Наследника старались не называть по имени — зачем привязываться к обреченному?..
Котенок в желудке выпустил коготки и дал о себе знать резкими короткими приступами боли.
Феликс помотал головой, стараясь не скрючиться в кресле.
— Надежды нет, — тихо, как про себя сказал Митя. — Пока об этом говорят шепотом, но скоро будут кричать на всех площадях — как про вышитую сорочку.
Его передернуло.
Мягкими кошачьими шагами вошел слуга, держащий на отлете поднос с рюмками и закусками. Митя с безразличным лицом положил в рот ломтик сыра.
— Could you please explain it to them?.. Nobody but you can do it. It’s family business. You are core of this family.
Митя прожевал сыр и странно посмотрел на него.
— Yes it’s family business. And your baby can replace me in this discussion. The result will be same.
— Do you think so?
— No chances. What are you planning to do?
— Do we have a choice?
Тишина была оглушительной. Феликс встал, подошел к окну. Река подернулась свинцовой рябью, Аничков выглядел невнятной кучей построек.
— Как продвигается дело с Натали? — спросил он, плевать ему было на глупую толстую Брасову и очередной Митин роман, но не спросить было нельзя, в дело вступали другие правила. Живя в Риме — будь римлянином, имея дело с Романовыми — интересуйся их делами.
Митя польщенно улыбнулся.
— Невероятными шагами. Разве можно меня сравнивать с Мишелем? Скоро она это поймет.

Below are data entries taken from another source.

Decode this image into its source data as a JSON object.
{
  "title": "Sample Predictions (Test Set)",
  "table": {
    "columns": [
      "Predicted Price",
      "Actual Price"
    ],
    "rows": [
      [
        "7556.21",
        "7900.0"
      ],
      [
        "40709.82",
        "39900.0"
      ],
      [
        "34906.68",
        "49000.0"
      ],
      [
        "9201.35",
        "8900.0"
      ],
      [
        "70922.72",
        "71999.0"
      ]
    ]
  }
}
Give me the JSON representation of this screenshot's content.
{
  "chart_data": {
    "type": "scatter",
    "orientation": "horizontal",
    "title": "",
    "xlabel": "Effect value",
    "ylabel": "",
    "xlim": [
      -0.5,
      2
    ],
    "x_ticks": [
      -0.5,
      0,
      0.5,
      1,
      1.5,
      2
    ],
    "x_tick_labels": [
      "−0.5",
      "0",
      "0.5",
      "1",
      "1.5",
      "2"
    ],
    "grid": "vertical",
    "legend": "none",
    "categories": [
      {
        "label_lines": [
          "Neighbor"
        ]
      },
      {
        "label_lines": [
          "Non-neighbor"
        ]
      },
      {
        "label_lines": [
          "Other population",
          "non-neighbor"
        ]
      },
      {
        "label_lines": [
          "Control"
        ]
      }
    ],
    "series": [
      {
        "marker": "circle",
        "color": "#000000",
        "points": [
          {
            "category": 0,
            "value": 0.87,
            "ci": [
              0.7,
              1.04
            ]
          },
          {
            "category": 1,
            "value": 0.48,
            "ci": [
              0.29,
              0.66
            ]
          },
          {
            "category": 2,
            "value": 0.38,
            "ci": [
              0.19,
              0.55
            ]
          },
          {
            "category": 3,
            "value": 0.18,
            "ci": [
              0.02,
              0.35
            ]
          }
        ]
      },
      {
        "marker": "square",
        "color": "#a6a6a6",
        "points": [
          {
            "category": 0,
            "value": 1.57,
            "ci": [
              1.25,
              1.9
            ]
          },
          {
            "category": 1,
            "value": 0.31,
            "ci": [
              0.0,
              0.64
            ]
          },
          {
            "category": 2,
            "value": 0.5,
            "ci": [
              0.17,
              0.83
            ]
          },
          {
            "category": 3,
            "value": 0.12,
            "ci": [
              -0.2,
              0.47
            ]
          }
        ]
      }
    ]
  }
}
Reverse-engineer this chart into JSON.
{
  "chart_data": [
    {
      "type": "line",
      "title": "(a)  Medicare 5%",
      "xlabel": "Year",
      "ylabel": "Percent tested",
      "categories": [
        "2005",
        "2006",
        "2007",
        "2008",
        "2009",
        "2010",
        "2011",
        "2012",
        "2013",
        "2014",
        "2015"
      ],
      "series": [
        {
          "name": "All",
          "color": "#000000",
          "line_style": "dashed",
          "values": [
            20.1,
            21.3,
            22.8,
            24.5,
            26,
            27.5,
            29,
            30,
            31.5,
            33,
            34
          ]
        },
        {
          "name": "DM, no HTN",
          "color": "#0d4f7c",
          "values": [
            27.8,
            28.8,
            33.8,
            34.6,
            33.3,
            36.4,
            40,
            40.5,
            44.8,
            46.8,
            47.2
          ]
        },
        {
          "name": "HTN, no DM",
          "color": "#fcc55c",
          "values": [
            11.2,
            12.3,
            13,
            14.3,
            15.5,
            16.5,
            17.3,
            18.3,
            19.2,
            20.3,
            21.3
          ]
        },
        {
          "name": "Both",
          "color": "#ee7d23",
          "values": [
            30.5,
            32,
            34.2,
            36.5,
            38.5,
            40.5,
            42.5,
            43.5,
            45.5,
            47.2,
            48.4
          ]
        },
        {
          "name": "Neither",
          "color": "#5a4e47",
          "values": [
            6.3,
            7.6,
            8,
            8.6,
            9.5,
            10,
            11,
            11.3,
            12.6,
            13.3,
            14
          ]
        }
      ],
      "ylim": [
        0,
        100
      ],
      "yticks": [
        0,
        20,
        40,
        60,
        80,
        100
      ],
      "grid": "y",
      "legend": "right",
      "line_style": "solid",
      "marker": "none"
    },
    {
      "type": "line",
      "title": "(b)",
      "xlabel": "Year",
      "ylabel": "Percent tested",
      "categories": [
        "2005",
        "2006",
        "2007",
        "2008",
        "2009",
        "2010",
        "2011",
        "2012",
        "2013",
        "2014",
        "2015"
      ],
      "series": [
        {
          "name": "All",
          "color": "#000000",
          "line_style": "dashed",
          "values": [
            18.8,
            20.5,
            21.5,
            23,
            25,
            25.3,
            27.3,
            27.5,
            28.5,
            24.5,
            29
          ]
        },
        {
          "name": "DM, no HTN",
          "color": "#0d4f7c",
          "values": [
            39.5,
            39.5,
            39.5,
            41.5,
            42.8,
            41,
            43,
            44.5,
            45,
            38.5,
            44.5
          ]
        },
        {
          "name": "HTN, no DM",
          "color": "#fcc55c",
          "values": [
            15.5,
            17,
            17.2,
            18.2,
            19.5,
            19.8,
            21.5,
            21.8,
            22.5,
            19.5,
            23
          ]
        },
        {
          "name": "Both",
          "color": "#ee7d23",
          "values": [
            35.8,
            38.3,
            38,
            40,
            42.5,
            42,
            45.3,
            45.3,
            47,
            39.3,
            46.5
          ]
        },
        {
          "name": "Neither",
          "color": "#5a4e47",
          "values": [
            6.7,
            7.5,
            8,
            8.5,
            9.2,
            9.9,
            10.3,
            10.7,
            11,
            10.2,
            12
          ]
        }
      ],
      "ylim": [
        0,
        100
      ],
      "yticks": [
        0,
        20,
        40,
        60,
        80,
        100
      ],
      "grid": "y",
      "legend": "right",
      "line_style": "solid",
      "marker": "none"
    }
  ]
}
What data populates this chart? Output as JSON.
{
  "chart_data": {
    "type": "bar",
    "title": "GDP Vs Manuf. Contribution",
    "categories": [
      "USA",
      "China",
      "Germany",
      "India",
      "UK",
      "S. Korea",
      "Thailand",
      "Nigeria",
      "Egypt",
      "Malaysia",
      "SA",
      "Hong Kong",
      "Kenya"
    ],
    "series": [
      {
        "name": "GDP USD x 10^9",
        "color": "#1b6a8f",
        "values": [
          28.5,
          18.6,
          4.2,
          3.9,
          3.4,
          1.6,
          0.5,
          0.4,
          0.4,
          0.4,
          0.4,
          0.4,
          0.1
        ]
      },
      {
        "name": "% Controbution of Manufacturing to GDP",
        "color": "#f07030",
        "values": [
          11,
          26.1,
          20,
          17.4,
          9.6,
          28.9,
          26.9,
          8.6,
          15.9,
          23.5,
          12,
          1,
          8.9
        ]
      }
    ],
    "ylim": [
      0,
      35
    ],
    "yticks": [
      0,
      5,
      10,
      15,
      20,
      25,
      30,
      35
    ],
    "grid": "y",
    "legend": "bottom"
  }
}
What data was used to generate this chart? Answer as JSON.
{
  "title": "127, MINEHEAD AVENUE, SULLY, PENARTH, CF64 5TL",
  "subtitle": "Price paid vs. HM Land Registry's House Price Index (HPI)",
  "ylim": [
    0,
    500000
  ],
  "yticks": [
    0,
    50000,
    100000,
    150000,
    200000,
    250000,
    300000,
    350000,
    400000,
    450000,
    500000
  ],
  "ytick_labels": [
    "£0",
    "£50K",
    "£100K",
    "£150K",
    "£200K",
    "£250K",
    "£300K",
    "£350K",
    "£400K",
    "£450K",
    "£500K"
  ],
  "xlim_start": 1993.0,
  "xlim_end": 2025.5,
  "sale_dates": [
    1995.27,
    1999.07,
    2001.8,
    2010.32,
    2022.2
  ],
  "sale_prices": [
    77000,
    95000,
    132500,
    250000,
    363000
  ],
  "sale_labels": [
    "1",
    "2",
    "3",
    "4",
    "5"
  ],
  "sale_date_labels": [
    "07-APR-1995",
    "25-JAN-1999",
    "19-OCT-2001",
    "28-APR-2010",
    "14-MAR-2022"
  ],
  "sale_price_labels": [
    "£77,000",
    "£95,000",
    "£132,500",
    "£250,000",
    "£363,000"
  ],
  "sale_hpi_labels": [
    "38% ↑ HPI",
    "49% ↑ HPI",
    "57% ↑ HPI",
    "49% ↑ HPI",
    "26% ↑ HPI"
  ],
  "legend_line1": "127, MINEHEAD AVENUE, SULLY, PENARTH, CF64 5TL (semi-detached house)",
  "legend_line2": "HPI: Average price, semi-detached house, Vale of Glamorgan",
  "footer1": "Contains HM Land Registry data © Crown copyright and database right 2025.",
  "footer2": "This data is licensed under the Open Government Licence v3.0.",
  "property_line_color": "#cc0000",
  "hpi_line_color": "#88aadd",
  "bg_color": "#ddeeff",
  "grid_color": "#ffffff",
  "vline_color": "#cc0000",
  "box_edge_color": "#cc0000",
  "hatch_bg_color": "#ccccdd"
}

Феликс снова сел в кресло.
— Прости за нескромный вопрос — вы все уже перееблись между собой?.. Или все же есть исключения?
С лица Мити не сходила немного нервная улыбка.
— Никому не дает Аликс, но это и понятно, кто же ее захочет кроме Ники, и твоя жена. Но, как говорят ученые, наследственность себя проявит, мы все терпеливо ждем.
Феликс тоже усмехнулся.
— Good luck.
Митя сделался серьезным, поднял рюмку, залюбовавшись радужными отблесками в изломах стекла.
— Она нам понадобится, не так ли?
Феликс захохотал, чувствуя, как падает с души груз неразделенных тревог.
— Мы не можем проиграть, mon ami. Мы обязаны выиграть. Иначе...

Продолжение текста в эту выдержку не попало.